- DESCRIPTION
Image captioning is one of the most popular application of Encoder-Decoder architecture wherein CNN extracts and encodes the features of an image while RNN is used as Decoder.
- DATA
The dataset for this project is Flickr_8k dataset. It contains 8000 images along with text file containing 5 captions for each image.
- MODEL TRAINING
The libraries used in this project are Tensorflow, NLTK, pandas & numpy. To encode the feature images Inception_V3 model was used with transfer learning to download the weights. Decoder has Bidirectional LSTM followed by an LSTM layer in it. The approach taken for this project is Merge model wherein the Encoder separately extracts the features from the image and RNN separately trains on the captions after which these information is concatenated and passed through Fully-connected layers to get final prediction.
- DEPLOYMENT
The app uses Streamlit framework to create a front-end API and is deployed on Heroku. Streamlit is framework using which you can create aesthetic front-end Webapp without the need of HTML and CSS. You can check their website here. https://www.streamlit.io/. Please feel free to try out the app by hitting this link!! https://image-captioning-12.herokuapp.com/
- INSIGHTS
- Model can be trained on much larger datasets to achieve more accurate caption generation on the test image, reason being if only the model has been trained on an image similar to the test image then it has the chance to be provide good predictions.
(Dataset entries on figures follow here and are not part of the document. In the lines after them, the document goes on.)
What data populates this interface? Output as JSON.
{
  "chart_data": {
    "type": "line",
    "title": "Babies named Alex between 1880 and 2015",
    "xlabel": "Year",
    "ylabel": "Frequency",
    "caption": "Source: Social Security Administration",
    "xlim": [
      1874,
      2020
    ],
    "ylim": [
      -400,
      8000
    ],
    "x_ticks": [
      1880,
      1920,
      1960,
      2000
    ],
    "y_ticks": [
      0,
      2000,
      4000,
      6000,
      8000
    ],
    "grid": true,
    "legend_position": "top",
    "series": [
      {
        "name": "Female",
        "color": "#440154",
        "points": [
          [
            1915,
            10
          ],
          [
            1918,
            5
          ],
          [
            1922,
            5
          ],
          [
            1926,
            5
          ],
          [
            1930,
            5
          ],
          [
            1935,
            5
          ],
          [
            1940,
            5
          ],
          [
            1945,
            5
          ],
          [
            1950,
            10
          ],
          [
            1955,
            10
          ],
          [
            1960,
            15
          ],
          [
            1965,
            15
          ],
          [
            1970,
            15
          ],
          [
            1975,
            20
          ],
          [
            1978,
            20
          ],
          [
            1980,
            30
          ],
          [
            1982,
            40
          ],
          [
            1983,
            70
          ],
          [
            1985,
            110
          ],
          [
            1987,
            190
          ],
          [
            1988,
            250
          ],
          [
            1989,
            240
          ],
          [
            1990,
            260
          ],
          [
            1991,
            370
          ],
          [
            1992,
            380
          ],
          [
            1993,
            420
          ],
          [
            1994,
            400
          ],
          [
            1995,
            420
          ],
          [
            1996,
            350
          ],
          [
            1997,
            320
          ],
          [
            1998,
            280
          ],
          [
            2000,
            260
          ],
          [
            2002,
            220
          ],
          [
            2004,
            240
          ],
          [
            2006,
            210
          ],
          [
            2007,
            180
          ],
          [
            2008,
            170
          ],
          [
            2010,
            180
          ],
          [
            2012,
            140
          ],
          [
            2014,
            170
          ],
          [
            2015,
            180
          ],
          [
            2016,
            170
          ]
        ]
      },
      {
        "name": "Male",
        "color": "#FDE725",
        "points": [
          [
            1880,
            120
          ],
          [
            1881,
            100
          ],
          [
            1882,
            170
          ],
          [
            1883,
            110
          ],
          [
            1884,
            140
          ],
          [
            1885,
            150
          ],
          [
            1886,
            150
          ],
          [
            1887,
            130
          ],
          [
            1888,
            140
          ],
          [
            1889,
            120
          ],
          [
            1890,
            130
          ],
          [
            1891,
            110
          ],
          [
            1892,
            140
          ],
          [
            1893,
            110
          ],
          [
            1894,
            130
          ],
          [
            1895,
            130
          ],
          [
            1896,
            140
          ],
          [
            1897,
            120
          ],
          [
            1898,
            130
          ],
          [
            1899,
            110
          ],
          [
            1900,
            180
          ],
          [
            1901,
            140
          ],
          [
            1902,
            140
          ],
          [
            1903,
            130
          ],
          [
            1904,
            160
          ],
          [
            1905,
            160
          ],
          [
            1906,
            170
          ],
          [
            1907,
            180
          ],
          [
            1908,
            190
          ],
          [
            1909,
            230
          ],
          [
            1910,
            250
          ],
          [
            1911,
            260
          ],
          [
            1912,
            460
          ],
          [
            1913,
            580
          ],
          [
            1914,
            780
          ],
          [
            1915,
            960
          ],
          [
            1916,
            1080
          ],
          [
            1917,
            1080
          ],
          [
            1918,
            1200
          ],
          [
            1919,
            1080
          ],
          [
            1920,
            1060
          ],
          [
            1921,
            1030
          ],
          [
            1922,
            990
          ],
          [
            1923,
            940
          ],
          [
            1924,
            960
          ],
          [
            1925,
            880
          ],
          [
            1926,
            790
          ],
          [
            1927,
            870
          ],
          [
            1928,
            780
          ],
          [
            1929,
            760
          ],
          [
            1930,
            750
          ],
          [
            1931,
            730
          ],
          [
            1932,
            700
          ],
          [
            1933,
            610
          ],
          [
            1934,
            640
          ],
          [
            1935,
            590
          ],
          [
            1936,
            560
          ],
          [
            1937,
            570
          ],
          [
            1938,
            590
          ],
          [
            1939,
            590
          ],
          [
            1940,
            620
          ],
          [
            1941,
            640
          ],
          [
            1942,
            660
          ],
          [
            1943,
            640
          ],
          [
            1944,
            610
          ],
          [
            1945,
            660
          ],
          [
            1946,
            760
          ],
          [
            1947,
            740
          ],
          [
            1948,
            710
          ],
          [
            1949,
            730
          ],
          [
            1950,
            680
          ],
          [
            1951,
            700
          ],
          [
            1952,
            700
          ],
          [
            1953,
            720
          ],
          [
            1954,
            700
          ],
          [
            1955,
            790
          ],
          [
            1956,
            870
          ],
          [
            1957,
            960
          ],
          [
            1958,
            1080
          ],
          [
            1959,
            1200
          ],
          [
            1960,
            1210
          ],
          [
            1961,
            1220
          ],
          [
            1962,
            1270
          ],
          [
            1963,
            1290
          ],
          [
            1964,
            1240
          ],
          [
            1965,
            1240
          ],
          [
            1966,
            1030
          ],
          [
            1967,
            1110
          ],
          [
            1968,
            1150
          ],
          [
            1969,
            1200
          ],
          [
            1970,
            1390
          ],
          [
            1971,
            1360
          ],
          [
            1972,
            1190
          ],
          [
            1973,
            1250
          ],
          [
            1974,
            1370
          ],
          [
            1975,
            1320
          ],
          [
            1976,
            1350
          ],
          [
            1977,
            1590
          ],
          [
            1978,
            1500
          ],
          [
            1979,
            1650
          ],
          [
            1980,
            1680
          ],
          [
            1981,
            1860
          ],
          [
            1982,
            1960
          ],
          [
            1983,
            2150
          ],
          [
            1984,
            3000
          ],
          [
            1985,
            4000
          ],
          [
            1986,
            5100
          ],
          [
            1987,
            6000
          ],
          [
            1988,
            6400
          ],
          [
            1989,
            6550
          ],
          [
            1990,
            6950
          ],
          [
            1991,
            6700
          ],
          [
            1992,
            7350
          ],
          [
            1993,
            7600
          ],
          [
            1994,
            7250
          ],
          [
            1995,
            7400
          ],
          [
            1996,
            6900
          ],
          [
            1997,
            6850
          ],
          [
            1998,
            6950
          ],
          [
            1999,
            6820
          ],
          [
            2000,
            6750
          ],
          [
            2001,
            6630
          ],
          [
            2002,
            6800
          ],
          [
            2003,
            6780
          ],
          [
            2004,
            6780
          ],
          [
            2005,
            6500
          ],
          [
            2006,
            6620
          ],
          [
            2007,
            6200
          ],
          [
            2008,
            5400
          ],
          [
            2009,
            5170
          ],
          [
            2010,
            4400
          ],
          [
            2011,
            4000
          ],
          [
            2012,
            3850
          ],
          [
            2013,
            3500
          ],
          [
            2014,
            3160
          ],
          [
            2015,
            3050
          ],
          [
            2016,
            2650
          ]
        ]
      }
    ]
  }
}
For that to happen the model needs to be trained on huge datasets.
- Bleu score for beam width=5 was used as metric due to computation time & resource constraint. Try for beam width>5 which would give better Bleu score.
- The model was trained for 30 epochs. Try training for more epochs for better results but also avoiding overfitting.
- Implementing caption generation with attention architecture will also improve the model.